Byte Pack Using SSE2 `packuswb`

For example the SSE2 instruction packuswb packs 16-byte integers into bytes using unsigned saturation. By clearing the high 8 bits of the 16-bit field, this operation can be efficiently used to implement both the hsimd<16>::packh and hsimd<16>::packl operations.

template <>  bitblock_t hsimd<16>::packh(bitblock_t arg1, bitblock_t arg2)
{
  return _mm_packus_epi16(_mm_srli_epi16(arg2, 8), _mm_srli_epi16(arg1, 8));
}

template <> bitblock_t hsimd<16>::packl(bitblock_t arg1, bitblock_t arg2)
{
  const bitblock_t lomask = simd<16>::constant(0x00FF);       
  return _mm_packus_epi16(simd_and(arg2, lomask), simd_and(arg1, lomask));
}

Byte Pack Using Byte Shuffling

Byte pack operations are also conveniently modeled as byte shuffle operations. Thus, LLVM versions of pack are straightforward.

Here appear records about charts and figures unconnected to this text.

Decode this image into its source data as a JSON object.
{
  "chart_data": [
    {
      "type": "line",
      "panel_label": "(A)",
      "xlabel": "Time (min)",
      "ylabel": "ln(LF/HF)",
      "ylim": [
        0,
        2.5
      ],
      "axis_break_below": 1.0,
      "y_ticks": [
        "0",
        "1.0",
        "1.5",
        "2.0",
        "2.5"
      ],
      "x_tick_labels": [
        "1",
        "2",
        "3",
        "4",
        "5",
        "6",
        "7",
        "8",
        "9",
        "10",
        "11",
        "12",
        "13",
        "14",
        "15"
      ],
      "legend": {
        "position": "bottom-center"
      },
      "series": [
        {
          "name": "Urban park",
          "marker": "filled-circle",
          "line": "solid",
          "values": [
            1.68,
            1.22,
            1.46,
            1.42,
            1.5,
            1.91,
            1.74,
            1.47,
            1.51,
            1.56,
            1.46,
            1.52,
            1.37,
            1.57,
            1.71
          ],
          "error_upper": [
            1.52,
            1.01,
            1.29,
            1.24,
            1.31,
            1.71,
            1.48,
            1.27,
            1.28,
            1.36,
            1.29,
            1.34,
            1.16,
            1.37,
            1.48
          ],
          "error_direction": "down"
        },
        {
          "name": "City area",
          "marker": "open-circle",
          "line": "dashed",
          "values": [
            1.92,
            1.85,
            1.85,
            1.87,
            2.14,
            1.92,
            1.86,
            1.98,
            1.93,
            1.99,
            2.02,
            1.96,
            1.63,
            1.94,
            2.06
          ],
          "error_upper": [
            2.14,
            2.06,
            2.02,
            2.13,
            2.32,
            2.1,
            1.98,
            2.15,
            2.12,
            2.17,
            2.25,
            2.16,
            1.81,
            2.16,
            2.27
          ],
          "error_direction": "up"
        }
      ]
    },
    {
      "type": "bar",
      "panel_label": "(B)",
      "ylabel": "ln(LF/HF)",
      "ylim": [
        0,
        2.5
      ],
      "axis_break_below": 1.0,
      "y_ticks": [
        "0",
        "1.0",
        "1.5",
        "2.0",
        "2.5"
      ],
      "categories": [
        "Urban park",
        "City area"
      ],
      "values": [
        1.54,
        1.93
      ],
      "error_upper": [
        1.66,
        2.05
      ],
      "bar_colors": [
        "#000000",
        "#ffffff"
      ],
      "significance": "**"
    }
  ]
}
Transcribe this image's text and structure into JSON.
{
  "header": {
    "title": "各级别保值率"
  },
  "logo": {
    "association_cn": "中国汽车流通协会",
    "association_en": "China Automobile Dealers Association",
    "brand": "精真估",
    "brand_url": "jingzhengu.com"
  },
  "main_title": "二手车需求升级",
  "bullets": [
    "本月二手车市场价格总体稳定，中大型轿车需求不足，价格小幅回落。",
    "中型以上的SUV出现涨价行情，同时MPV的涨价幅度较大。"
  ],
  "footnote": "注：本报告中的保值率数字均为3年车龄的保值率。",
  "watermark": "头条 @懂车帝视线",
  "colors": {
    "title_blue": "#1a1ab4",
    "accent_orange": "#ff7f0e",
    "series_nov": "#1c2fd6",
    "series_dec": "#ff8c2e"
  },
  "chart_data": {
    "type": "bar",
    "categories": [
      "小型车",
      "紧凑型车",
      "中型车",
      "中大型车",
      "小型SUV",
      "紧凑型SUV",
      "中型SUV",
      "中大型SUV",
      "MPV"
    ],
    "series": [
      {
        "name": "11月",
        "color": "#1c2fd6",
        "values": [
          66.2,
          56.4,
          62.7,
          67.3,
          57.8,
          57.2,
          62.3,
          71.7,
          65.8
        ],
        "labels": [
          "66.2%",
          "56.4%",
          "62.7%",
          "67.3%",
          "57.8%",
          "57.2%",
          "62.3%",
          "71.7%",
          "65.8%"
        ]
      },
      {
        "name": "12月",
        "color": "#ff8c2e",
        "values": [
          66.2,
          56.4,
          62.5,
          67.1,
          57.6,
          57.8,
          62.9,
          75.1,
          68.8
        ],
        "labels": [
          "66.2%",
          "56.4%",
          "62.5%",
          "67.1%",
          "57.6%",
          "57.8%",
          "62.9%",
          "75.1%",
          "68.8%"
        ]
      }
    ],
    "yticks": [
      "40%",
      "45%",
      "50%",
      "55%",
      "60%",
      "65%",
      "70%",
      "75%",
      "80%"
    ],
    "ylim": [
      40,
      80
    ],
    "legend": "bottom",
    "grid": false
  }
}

define <8 x i16> @hsimd_packh_16(<8 x i16> %x, <8 x i16> %y) {
   %result = shufflevector <8 x i16> %x, <8 x i16> %y, 
                <8 x i32> <i32 1, i32 3, i32 5, i32 7, i32 9, i32 11, i32 13, i32 15>
   return <8 x i16> result
}
define <8 x i16> @hsimd_packl_16(<8 x i16> %x, <8 x i16> %y) {
   %result = shufflevector <8 x i16> %x, <8 x i16> %y, 
                <8 x i32> <i32 0, i32 2, i32 4, i32 6, i32 8, i32 10, i32 12, i32 14>
   return <8 x i16> result
}

Given shufflevector operations satisfying the byte pack model, an LLVM code generator can conceivably produce the SSE2-based implementations shown previously, while an SSE3-based implementation might directly use the byte shuffle operation pshufb.